Obviously, you are willing to bid more when you know you’re getting six goblets than you would if you might end up with only four.
You’re working at a job for which you will be paid $100. The person next to you is doing the identical job but doesn’t know whether they will be paid $50 or $100. Who is going to work harder?
Obviously, you will work harder than your neighbor, since you know that you’ll be paid at least as much and maybe twice as much as they will.
But it’s not that obvious. In fact, research shows just the opposite.
Is it all about rolling the dice?
A University of Chicago study discovered that people work harder and pay more when their anticipated reward is uncertain than they do when the reward is a sure thing.

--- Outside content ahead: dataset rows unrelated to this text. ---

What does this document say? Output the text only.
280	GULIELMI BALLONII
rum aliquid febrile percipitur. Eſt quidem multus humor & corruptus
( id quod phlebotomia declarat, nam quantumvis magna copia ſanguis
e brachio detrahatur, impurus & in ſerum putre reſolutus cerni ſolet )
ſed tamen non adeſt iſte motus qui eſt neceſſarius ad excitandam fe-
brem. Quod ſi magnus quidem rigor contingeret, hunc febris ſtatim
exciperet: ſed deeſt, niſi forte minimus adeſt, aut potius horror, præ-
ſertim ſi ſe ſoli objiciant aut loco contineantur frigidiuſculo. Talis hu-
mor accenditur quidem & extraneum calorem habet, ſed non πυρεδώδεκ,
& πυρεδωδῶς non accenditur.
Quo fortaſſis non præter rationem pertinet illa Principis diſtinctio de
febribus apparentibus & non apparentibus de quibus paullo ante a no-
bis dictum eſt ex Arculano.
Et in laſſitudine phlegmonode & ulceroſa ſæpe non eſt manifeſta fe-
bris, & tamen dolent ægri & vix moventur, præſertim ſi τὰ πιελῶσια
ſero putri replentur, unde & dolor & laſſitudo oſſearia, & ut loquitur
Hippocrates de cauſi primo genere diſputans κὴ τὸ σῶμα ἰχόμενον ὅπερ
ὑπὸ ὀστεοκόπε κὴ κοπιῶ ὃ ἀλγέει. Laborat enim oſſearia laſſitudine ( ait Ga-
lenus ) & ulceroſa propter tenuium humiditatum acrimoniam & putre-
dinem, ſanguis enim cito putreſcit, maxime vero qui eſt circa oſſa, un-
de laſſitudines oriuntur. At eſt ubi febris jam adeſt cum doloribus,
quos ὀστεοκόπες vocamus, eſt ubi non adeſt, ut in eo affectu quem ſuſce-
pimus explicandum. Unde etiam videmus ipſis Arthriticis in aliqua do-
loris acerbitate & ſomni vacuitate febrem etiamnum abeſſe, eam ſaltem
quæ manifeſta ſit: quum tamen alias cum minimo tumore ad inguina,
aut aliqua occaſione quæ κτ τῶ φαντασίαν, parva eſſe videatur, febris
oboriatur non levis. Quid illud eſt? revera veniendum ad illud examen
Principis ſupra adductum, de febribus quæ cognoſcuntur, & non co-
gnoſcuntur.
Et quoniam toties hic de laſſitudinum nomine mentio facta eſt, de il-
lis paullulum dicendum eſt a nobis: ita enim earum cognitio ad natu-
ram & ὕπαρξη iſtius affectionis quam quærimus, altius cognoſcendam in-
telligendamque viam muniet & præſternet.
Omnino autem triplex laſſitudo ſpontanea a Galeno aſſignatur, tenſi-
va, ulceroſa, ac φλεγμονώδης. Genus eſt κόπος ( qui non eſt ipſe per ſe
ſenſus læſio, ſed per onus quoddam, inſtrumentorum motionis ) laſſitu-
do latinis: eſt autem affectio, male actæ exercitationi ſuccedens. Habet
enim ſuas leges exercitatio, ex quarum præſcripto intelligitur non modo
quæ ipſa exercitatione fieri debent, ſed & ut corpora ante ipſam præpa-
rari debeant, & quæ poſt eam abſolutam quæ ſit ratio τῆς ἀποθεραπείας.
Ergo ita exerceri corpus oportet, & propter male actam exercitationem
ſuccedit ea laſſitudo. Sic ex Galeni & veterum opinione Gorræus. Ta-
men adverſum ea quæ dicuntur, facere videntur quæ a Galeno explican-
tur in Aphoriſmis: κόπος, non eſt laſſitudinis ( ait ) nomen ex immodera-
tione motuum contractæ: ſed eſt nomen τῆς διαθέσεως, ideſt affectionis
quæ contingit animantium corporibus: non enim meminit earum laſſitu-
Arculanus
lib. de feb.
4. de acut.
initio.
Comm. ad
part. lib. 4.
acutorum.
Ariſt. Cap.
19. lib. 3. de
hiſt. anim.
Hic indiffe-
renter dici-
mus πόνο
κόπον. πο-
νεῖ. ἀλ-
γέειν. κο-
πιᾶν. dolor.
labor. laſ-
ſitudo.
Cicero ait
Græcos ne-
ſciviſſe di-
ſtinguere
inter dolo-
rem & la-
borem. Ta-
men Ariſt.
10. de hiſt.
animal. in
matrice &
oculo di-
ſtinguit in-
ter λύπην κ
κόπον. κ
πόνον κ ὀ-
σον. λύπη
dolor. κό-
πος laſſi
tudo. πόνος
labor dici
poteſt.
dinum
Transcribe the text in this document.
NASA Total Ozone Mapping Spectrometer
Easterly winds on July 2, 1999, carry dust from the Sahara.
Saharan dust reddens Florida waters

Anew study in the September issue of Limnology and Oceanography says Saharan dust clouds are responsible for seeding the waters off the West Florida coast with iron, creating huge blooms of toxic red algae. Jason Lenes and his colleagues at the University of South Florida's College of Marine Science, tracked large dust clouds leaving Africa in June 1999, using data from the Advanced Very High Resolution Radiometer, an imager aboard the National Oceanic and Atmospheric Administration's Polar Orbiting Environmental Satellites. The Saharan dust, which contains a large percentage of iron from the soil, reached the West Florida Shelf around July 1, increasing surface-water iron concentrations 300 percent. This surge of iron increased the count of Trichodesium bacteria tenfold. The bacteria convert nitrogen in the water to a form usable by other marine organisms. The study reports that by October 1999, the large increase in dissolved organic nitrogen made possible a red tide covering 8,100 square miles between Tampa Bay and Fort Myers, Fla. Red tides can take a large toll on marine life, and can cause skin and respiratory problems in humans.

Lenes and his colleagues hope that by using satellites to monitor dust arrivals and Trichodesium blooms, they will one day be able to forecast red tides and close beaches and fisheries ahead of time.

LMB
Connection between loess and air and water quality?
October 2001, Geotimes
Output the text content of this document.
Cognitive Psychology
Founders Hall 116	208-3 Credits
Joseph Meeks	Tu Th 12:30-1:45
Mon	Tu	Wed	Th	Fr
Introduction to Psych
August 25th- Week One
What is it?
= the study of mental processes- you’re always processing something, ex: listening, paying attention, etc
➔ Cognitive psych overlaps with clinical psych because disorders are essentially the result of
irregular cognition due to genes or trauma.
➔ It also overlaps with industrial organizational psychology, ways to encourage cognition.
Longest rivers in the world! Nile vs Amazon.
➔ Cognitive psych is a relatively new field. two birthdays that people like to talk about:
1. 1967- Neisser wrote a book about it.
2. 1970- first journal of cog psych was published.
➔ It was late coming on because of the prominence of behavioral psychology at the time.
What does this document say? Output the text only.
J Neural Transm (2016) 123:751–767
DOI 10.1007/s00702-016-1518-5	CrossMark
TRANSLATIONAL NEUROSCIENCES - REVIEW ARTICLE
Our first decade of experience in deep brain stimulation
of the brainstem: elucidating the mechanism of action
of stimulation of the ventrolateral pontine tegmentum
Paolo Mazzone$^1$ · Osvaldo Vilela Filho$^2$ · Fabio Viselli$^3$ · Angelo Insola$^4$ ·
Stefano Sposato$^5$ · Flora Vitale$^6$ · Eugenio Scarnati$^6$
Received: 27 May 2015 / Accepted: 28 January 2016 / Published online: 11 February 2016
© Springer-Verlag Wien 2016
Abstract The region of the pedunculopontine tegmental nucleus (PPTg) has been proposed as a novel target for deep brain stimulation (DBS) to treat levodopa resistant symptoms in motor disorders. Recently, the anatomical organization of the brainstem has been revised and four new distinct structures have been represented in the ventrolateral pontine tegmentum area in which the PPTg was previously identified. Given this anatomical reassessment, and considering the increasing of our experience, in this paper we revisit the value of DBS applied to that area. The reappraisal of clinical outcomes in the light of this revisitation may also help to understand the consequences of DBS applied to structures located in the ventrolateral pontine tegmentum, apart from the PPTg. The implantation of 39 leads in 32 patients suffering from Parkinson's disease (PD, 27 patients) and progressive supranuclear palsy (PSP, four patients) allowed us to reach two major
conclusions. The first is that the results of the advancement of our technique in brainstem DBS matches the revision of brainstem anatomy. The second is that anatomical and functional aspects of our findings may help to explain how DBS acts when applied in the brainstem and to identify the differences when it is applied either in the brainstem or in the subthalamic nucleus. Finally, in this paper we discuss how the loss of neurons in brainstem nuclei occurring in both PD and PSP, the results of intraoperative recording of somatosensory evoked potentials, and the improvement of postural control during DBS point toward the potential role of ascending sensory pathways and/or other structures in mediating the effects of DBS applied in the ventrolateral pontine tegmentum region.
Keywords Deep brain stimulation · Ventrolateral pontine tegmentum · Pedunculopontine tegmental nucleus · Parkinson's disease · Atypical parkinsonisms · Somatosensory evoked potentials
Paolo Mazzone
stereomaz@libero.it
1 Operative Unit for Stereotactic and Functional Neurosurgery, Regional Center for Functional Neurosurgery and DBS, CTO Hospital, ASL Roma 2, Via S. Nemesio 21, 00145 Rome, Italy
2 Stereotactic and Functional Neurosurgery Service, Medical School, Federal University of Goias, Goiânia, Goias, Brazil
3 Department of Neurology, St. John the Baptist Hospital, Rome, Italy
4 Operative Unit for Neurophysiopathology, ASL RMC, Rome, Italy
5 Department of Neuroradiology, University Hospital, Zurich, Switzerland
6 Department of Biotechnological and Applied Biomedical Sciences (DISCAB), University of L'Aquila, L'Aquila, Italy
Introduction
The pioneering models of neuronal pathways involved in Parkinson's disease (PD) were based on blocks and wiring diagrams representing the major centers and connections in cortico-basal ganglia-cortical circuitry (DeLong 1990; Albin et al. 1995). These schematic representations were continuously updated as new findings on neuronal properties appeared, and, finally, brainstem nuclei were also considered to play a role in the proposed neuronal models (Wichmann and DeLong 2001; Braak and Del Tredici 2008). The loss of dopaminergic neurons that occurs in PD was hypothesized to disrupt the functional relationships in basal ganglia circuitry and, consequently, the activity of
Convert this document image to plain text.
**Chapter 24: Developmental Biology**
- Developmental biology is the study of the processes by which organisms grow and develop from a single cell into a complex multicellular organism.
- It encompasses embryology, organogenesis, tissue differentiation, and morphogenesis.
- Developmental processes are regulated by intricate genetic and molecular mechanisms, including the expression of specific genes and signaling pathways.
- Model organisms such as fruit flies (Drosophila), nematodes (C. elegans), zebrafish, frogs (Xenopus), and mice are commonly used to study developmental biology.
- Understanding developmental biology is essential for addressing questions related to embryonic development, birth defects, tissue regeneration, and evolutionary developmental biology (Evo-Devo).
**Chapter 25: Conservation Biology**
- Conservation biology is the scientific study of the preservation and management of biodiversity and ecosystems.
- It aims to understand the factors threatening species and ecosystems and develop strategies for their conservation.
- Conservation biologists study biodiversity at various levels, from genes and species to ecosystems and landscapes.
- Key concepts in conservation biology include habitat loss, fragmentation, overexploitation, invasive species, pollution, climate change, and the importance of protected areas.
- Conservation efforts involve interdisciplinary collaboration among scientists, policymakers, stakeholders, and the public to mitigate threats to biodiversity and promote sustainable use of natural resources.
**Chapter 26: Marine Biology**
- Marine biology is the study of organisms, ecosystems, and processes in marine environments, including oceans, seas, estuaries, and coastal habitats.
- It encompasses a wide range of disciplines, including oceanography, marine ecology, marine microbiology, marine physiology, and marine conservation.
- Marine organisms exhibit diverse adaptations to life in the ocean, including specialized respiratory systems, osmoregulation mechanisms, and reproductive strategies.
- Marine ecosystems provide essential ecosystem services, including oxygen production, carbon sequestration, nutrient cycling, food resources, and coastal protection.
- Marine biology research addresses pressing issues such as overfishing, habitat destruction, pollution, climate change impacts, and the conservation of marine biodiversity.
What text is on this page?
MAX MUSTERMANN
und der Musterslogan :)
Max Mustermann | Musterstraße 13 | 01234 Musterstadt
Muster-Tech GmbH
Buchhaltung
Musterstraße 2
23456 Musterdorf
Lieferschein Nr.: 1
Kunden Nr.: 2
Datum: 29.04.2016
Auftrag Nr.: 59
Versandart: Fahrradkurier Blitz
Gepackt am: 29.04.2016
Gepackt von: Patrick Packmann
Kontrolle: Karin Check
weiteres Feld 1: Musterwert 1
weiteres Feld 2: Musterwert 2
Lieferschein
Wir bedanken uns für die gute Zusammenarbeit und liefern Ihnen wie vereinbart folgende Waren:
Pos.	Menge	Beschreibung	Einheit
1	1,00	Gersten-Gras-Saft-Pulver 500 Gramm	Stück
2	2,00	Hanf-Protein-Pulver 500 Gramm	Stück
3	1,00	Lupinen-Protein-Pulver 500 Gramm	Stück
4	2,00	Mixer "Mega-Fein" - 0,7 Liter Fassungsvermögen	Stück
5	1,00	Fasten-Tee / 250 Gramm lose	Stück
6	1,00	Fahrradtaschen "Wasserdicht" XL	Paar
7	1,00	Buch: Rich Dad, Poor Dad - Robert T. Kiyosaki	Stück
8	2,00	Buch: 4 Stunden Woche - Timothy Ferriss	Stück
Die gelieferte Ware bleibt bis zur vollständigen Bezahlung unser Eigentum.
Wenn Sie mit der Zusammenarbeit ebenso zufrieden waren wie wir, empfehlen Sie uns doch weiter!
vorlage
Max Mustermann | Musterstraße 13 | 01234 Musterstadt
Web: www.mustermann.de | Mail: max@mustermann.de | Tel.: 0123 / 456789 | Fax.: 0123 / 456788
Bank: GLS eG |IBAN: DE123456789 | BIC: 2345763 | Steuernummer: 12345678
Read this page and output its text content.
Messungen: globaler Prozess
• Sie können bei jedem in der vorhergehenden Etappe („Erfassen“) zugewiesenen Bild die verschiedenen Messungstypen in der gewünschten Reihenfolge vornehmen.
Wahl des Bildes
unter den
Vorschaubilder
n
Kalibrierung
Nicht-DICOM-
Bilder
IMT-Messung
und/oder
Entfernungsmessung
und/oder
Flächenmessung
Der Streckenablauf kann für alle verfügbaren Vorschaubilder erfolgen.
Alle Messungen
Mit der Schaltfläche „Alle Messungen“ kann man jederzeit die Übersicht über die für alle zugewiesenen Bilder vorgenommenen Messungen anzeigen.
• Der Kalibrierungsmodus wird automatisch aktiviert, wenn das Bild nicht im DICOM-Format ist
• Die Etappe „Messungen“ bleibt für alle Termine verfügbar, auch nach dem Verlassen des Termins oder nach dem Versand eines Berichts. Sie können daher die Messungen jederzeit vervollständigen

The simple explanation is this: we’re pushed harder by the fantasy of winning big than we are by winning itself. It’s what motivates us to buy lottery tickets despite the astronomical unlikelihood of winning, or to hit the casino floor even when we know the house always wins. We derive so much pleasure from what might be that we gladly pay for the possibility of success, even when the odds tilt heavily against us.
But there may be a more profound dynamic at work: our primal desire to impose order on our lives by resolving incertitude, by shining the light of conviction into the dark corners of doubt.
…or is it all about appearances?
Consider how much comfort we take that science has uncovered the secrets of our universe. But has it really? We’re taught that all matter is made up of molecules. Molecules are made up of atoms. Atoms are made up of protons, neutrons, and electrons. Protons are composed of quarks and gluons.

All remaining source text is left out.